En consecuencia, estamos ante la excepción a la regla general del silencio administrativo positivo por tratarse de un instrumento de ordenación que conlleva la transferencia al solicitante (recordemos que se trata de un plan de iniciativa particular) de facultades relativas al servicio público, como ya señalaba también la sentencia recurrida.

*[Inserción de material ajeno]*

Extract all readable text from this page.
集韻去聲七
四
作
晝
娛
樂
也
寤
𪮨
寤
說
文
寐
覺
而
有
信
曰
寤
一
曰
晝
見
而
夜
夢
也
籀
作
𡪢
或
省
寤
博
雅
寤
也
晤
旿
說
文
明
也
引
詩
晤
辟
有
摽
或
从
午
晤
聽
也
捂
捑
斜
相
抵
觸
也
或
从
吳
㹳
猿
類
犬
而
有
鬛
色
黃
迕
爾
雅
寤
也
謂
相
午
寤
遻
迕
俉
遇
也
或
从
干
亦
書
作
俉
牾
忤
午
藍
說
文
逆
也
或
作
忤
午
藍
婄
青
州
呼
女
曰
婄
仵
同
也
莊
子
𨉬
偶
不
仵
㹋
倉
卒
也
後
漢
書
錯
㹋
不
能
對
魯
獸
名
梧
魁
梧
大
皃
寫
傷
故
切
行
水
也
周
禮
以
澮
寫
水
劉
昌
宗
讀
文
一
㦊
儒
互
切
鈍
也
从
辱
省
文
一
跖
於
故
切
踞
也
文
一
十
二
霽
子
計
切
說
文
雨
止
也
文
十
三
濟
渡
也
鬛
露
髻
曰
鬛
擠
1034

Por lo que procede desestimar los motivos invocados y declarar que no ha lugar al recurso de casación
OCTAVO .- Al declararse no haber lugar al recurso de casación, procede imponer a la parte recurrente las costas procesales del recurso de casación (artículo 139.2 de la LRJCA ).
Al amparo de la facultad prevista en el artículo 139.3 de la citada Ley , se determina que el importe de los honorarios del letrado de la parte recurrida no pueden superar la cantidad de 2.500 euros.
Por todo ello, en nombre de S. M. el Rey y en el ejercicio de la potestad que, emanada del pueblo español, nos concede la Constitución.
Fallo
Que desestimando los motivos invocados, declaramos que no ha lugar al recurso de casación interpuesto por la representación procesal de "Agrupación de Interés Urbanístico Sector B-6 del Plan General de Denia", contra la Sentencia de 25 de mayo de 2007, dictada por la Sala de lo Contencioso Administrativo (Sección Segunda) del Tribunal Superior de Justicia de la Comunidad Valenciana, en recurso contencioso-administrativo nº 171/2005 . Se condena a la parte recurrente a las costas procesales del presente recurso de casación, en los términos establecidos en el último fundamento.
Así por esta nuestra sentencia, que deberá insertarse por el Consejo General del Poder Judicial en la publicación oficial de jurisprudencia de este Tribunal Supremo, definitivamente juzgando lo pronunciamos, mandamos y firmamos PUBLICACIÓN.- Leída y publicada ha sido la anterior Sentencia por la Excma. Sra. Dª Maria del Pilar Teso Gamella, estando constituida la Sala en Audiencia Pública, de lo que certifico.